The folks who worked on NERVA deserve more respect than Jared has given them. The Vietnam War, Great Society..pick your poison–they siphoned off the largesse…space programs are the eternal whipping boys. I remember when NASA Chiefs didn’t throw their own under the bus.
Jeff,
You’re reading things into it that were never said. As Robert wrote, he’s blaming bad management, not the people who worked on it.
Just think what NewSpace can do with a 20 billion dollar investment.
Jeff, you celebrate Government run Space Programs smallest successes, and yet overlook this massive failure and waste.
I’m glad he said this.

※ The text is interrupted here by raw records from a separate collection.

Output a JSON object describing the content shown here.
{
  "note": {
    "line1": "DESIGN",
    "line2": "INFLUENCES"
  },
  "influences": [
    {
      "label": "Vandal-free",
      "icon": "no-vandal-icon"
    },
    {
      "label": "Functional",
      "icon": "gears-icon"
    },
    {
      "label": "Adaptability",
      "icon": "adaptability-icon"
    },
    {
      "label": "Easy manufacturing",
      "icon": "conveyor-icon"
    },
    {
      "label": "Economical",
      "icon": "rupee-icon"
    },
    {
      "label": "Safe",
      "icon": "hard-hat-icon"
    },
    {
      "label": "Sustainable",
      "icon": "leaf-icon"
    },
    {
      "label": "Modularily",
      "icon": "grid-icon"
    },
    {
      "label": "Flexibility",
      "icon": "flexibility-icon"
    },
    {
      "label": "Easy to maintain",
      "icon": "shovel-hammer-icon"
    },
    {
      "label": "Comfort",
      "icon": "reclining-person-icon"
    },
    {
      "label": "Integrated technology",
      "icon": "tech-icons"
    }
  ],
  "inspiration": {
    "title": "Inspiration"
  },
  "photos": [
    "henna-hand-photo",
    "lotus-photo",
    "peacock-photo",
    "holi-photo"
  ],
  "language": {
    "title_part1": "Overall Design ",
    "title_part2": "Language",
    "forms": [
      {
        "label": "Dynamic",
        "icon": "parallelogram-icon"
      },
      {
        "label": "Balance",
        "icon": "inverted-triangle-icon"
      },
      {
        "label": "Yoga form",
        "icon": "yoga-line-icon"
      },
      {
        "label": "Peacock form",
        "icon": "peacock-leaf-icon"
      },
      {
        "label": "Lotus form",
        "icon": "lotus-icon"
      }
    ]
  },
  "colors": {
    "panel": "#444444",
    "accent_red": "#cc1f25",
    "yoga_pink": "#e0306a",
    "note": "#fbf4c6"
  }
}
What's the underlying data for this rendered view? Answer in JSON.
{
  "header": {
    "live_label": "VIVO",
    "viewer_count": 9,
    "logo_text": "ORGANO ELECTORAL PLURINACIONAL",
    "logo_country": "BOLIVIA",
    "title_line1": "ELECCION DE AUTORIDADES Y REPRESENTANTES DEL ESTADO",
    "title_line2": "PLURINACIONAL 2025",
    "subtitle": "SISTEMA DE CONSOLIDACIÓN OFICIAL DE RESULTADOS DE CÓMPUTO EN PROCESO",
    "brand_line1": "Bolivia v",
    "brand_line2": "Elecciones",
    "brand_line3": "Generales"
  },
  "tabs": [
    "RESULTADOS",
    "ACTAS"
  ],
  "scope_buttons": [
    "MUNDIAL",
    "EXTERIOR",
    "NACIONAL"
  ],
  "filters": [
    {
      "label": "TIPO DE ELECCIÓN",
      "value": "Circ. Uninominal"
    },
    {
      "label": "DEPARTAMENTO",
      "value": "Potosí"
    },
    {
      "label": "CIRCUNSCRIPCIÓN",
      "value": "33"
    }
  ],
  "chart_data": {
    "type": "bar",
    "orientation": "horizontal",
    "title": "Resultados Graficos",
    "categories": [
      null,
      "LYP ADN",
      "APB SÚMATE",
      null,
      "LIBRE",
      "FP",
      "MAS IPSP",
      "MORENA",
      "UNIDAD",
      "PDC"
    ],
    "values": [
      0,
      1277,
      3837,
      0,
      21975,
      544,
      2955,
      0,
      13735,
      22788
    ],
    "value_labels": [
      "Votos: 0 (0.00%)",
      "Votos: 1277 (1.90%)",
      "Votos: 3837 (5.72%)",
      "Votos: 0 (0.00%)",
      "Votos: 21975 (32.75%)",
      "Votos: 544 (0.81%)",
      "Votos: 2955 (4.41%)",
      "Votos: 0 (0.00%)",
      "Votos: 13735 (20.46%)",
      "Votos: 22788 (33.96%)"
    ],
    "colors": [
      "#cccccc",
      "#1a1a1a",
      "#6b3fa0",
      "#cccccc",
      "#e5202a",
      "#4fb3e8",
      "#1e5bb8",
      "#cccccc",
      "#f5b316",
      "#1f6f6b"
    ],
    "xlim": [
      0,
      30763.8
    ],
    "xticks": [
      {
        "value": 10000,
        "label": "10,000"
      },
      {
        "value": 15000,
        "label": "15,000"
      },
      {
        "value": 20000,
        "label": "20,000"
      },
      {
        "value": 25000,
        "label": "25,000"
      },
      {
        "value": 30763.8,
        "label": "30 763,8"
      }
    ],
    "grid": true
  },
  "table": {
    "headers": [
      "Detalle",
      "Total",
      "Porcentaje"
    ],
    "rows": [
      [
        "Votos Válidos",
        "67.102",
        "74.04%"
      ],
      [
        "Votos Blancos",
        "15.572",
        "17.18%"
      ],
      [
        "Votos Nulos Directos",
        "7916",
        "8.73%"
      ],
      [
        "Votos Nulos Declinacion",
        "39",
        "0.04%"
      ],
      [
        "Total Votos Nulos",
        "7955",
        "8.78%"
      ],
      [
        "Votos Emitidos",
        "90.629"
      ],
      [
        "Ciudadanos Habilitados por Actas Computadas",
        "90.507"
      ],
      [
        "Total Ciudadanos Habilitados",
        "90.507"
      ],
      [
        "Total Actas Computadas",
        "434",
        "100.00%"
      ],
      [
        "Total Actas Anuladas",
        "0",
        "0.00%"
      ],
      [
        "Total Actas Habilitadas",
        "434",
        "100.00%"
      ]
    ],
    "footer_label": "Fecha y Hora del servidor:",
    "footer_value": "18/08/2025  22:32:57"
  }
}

I mean, I’d lost count of all the dead nuke programs . . . NASA wasted at least half a billion (at least, officially) on the Jupiter Icy Moons Orbiter (JIMO) alone.
Hello Jeff,
Even more to the point than what Nate has said, I listened to the entire clip, and Jared never even mentions NERVA. So where are you getting that?
I’m sure we’re all aware of the outrage at Musk becoming the world’s first trillionaire.
On X, someone posted a talking-head compilation of some of the offended, which included AOC, Elizabeth Warren, Joy Reid, and former astronaut Mark Kelly. They wailed and lamented that it was “unfair” and “unearned”, etc., etc.